Acórdão nº 4503/08.0TBLRA.C1 de Court of Appeal of Coimbra (Portugal), 22 de Novembro de 2011

Magistrado ResponsávelJUDITE PIRES
Data da Resolução22 de Novembro de 2011
EmissorCourt of Appeal of Coimbra (Portugal)

Acordam os Juízes da Secção Cível do Tribunal da Relação de Coimbra: I.RELATÓRIO 1. M (…), divorciada, residente na Rua (…)., Leiria, instaurou acção declarativa de condenação, com processo ordinário, contra C (…), casado, residente na Rua (…), Leiria, pedindo, a seu favor, a fixação de prestação de alimentos, em quantia nunca inferior a 750,00 € mensais, a pagar pelo Réu até ao dia oito de cada mês a que disser respeito, com início em Julho de 2008.

Para o efeito alega, em síntese, que foi casada com o Réu durante 32 anos, tendo o casamento sido dissolvido por divórcio, decretado no processo de divórcio por mútuo consentimento que correu termos, sob o nº 85/91, no 1º Juízo do Tribunal de Círculo de Leiria, e no qual foi acordado entre ambos que o requerido lhe pagaria, a título de alimentos, as seguintes quantias mensais: 60.000$00, 80.000$00 e 100.000$00, respectivamente nos anos de 1991, 1992 e 1993.

Adianta a Autora que só após o divórcio iniciou actividade laboral, estando reformada desde 2007, auferindo mensalmente de reforma a quantia líquida de € 632,20 por mês, sendo este o seu único rendimento.

Refere ainda que, continuando no estado civil de divorciada, tem despesas, algumas das quais enuncia com referência aos respectivos valores, que não consegue suportar com o rendimento proveniente da sua pensão de reforma.

Ainda segundo a Autora, o Réu aufere, em serviços de gestão financeira, de consultadoria que presta para diversas empresas, um rendimento mensal no valor de cerca de € 3.000,00, recebendo ainda uma pensão de reforma da Segurança Social no valor mensal de cerca de € 2.000,00, dispondo de uma situação económica desafogada, que lhe permite suportar a prestação de alimentos que requer.

Regularmente citado o Réu apresentou contestação, a qual, todavia, por ter sido considerada extemporânea, foi mandada desentranhar, tendo sido considerados confessados todos os factos alegados na petição inicial, nos termos do artigo 484º nº1 do Código de Processo Civil.

Notificadas as partes, nos termos do artigo 484º, nº2 do Código de Processo Civil, a Autora alegou por escrito, concluindo pela procedência da acção e pela condenação do Réu no pedido.

O Réu alegou igualmente por escrito, alegando que o direito a alimentos ao fim de dezassete anos de divórcio configura um verdadeiro abuso de direito, defendendo, caso assim se não entenda, que a prestação deve fixar-se em valor na ordem dos 375,00€.

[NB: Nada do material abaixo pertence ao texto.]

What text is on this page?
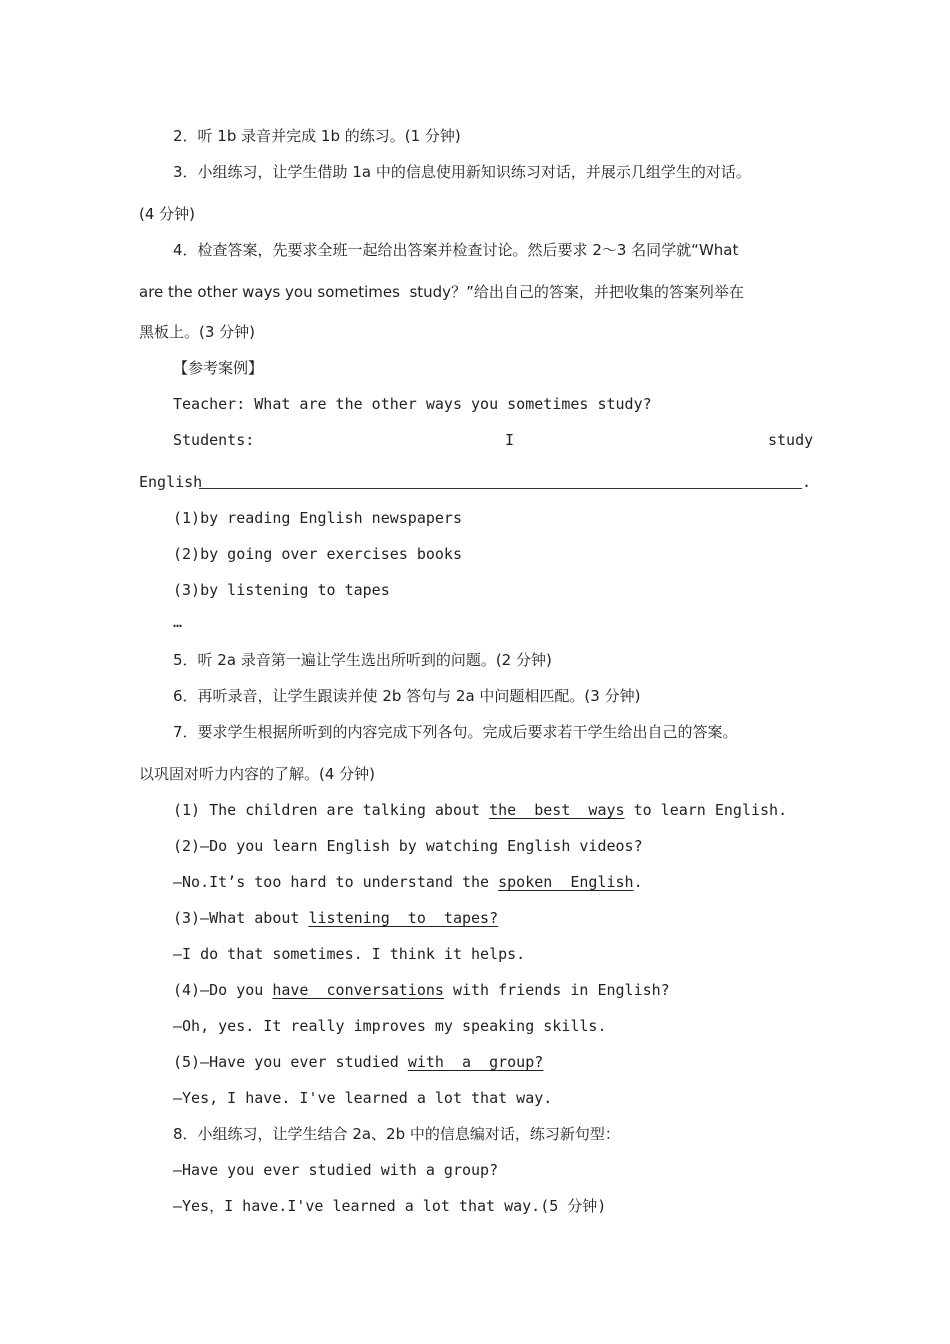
2．听 1b 录音并完成 1b 的练习。(1 分钟)
3．小组练习，让学生借助 1a 中的信息使用新知识练习对话，并展示几组学生的对话。
(4 分钟)
4．检查答案，先要求全班一起给出答案并检查讨论。然后要求 2～3 名同学就“What
are the other ways you sometimes  study？”给出自己的答案，并把收集的答案列举在
黑板上。(3 分钟)
【参考案例】
Teacher: What are the other ways you sometimes study?
Students:	I	study
English	.
(1)by reading English newspapers
(2)by going over exercises books
(3)by listening to tapes
…
5．听 2a 录音第一遍让学生选出所听到的问题。(2 分钟)
6．再听录音，让学生跟读并使 2b 答句与 2a 中问题相匹配。(3 分钟)
7．要求学生根据所听到的内容完成下列各句。完成后要求若干学生给出自己的答案。
以巩固对听力内容的了解。(4 分钟)
(1) The children are talking about the  best  ways to learn English.
(2)—Do you learn English by watching English videos?
—No.It’s too hard to understand the spoken  English.
(3)—What about listening  to  tapes?
—I do that sometimes. I think it helps.
(4)—Do you have  conversations with friends in English?
—Oh, yes. It really improves my speaking skills.
(5)—Have you ever studied with  a  group?
—Yes, I have. I've learned a lot that way.
8．小组练习，让学生结合 2a、2b 中的信息编对话，练习新句型：
—Have you ever studied with a group?
—Yes，I have.I've learned a lot that way.(5 分钟)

Considerada válida e regular a instância, foi então proferida decisão final que, julgando parcialmente procedente a acção, condenou o Réu a pagar à Autora, a título de alimentos definitivos, a quantia mensal de € 500.00 (quinhentos euros), bem como a pagar-lhe alimentos vencidos desde a data da propositura da acção, absolvendo-o do demais peticionado.

  1. Não se conformando com tal decisão, dela veio o Réu interpor recurso de apelação para este Tribunal da Relação, formulando com as suas alegações as seguintes conclusões: “1. A decisão recorrida condenou o réu a pagar à autora a título de alimentos definitivos a quantia mensal de € 500,00 desde a data da propositura da acção.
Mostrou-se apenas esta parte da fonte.